右隣の秋土、左隣の春水、後ろの夏火の三人は、男性との交際経験のない日和から見ても、イケメンだということは分かった。そして、前の席にも男子が座っていたが、何かの本を一心不乱に読んでいるようだった。
「冬木!」
秋土から呼ばれた前の席の男性は、大きくため息を吐くと、ゆっくりと振り返った。
「何だ? 今、忙しいのだ」
その男性は、天然なのかパーマを掛けているのか分からなかったが、清潔そうにカットされた緑色の髪は小さなウェーブを描いており、細身の眼鏡の奥に輝く緑色の瞳が秋土を睨んでいた。

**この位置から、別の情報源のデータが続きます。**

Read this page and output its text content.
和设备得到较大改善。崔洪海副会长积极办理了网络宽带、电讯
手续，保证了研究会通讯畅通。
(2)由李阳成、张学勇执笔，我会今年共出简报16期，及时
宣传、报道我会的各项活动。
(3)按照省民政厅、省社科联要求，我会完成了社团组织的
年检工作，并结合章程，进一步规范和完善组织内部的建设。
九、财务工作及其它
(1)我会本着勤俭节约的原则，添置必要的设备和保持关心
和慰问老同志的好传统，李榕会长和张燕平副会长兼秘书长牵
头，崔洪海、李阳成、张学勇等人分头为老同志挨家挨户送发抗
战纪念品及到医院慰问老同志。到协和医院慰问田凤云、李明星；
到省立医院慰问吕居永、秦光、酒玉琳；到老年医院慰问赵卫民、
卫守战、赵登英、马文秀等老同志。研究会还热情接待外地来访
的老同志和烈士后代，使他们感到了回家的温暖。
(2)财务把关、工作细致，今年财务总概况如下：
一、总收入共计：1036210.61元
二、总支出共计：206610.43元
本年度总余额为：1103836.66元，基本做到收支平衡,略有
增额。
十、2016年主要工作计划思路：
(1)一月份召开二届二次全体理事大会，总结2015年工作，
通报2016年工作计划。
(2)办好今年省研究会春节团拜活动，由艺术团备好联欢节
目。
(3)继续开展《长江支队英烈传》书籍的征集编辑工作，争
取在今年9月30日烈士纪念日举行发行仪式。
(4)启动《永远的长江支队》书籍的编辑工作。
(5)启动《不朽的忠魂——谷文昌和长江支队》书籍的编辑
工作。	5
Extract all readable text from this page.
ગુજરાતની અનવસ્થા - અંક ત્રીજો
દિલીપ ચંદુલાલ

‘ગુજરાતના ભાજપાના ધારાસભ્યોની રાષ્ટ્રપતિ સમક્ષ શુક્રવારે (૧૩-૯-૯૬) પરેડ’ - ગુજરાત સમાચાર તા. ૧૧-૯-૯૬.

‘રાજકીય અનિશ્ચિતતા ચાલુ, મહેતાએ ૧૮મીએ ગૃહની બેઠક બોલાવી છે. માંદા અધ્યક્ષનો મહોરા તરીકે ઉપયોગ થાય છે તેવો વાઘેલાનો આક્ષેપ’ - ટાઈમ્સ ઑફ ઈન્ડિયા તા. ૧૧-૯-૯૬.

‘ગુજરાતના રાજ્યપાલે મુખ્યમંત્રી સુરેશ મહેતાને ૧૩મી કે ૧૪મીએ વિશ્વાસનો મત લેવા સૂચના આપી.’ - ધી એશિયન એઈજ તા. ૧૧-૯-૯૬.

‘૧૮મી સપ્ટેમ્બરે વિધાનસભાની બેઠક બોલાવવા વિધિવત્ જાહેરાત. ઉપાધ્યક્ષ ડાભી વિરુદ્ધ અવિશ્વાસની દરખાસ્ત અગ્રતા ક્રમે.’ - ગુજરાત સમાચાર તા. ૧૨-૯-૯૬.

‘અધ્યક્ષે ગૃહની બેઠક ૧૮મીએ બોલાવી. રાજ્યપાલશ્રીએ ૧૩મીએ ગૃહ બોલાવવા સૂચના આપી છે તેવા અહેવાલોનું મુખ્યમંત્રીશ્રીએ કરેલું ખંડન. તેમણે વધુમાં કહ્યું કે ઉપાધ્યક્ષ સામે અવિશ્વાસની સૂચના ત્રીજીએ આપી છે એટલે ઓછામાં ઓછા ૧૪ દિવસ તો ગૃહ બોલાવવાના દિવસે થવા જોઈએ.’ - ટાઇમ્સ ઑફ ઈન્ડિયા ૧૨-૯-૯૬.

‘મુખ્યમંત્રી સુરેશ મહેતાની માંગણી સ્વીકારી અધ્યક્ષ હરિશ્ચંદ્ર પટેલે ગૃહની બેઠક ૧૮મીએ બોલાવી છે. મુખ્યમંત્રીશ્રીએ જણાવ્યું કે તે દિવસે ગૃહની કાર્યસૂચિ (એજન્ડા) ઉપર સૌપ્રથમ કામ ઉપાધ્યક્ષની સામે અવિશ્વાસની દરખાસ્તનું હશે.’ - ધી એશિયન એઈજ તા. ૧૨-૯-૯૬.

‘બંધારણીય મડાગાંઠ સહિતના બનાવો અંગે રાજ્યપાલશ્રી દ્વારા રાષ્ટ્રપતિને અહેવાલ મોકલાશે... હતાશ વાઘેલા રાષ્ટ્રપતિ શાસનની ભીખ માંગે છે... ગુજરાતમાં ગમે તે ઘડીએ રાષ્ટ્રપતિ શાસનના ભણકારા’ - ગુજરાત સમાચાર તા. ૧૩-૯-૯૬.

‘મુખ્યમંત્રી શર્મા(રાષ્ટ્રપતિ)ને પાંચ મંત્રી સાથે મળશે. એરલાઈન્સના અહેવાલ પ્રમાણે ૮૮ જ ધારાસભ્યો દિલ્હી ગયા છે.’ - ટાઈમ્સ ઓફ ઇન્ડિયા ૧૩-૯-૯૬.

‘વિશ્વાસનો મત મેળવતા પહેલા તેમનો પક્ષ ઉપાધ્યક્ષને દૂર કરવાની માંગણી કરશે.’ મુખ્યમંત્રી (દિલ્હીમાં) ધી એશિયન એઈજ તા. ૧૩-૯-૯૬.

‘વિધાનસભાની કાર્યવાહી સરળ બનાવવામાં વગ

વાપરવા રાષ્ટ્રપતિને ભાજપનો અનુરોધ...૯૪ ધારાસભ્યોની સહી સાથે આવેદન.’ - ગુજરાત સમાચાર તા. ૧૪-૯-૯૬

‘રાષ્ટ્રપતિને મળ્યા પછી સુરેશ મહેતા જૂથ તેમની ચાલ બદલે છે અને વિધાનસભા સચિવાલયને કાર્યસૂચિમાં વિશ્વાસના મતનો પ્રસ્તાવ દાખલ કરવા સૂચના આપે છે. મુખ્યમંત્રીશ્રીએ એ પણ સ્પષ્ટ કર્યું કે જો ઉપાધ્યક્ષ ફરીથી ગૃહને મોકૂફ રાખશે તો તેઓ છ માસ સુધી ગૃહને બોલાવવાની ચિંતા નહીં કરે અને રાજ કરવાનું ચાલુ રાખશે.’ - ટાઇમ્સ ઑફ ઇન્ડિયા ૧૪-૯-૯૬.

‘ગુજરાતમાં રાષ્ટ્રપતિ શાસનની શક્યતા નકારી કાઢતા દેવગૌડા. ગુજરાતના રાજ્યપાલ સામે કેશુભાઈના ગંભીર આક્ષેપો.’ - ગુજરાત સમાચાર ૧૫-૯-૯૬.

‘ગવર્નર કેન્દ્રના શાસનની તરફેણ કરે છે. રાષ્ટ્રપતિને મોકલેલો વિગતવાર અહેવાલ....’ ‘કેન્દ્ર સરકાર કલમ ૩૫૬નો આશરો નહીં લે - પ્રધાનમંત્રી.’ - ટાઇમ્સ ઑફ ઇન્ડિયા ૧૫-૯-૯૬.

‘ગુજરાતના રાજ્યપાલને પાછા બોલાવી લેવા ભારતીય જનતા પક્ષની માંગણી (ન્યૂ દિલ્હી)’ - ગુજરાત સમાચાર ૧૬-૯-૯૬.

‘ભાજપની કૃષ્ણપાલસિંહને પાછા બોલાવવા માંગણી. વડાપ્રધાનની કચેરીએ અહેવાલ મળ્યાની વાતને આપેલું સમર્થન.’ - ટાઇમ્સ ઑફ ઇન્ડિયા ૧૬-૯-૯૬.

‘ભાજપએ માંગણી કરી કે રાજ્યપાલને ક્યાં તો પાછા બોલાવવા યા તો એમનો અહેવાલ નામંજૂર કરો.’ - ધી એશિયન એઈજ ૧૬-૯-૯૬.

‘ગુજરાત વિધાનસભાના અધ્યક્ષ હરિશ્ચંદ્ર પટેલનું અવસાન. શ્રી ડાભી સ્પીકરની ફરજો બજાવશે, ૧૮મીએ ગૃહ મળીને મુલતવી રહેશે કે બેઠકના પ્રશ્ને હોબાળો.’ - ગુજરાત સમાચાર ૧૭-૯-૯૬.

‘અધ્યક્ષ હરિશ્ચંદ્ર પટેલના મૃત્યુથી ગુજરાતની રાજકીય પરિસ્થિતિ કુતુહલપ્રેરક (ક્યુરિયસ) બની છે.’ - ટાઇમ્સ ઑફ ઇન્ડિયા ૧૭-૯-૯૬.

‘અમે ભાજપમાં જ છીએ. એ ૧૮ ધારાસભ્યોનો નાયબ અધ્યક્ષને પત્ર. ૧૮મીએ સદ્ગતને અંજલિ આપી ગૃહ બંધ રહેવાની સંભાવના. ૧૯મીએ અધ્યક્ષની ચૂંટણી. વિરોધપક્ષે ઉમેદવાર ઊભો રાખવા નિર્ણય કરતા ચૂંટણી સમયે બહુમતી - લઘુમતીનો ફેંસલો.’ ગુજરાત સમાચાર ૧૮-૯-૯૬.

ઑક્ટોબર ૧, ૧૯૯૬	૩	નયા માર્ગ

「転校生にその態度は無いんじゃないか? クラス全員で歓迎すべきだろう?」
緑髪男子は、秋土から日和に視線を移した。
「物部冬木だ。自分ももちろん卑弥埜を歓迎している。よろしく」
まったく表情を変えることなく、クールに言い放った台詞には、とても歓迎の気持ちがこもっているとは思えず、日和もこくりと頷くことしかできなかった。
「自分の義務は果たしたぞ」
冬木は秋土に向かってそう言うと、すぐに前を向いた。
「やれやれ」
呆れたように秋土が言うと、日和を見た。
「卑弥埜さん! 僕と春水と夏火と冬木は、幼稚部からずっと一緒の幼馴染みなんだ。口が悪かったり、無愛想だったりするけど、みんな良い奴だから心配しないでね」
――こくり。
日和は、これまで他人との人付き合いをまったくしておらず、相手が「嫌な奴」だと思うような気持ちになったことは無かった。
日和の心配はもっと別のことにあった。
――男子に囲まれてる!
自分が置かれた状況に気がついた日和は、一気に憂鬱になるのだった。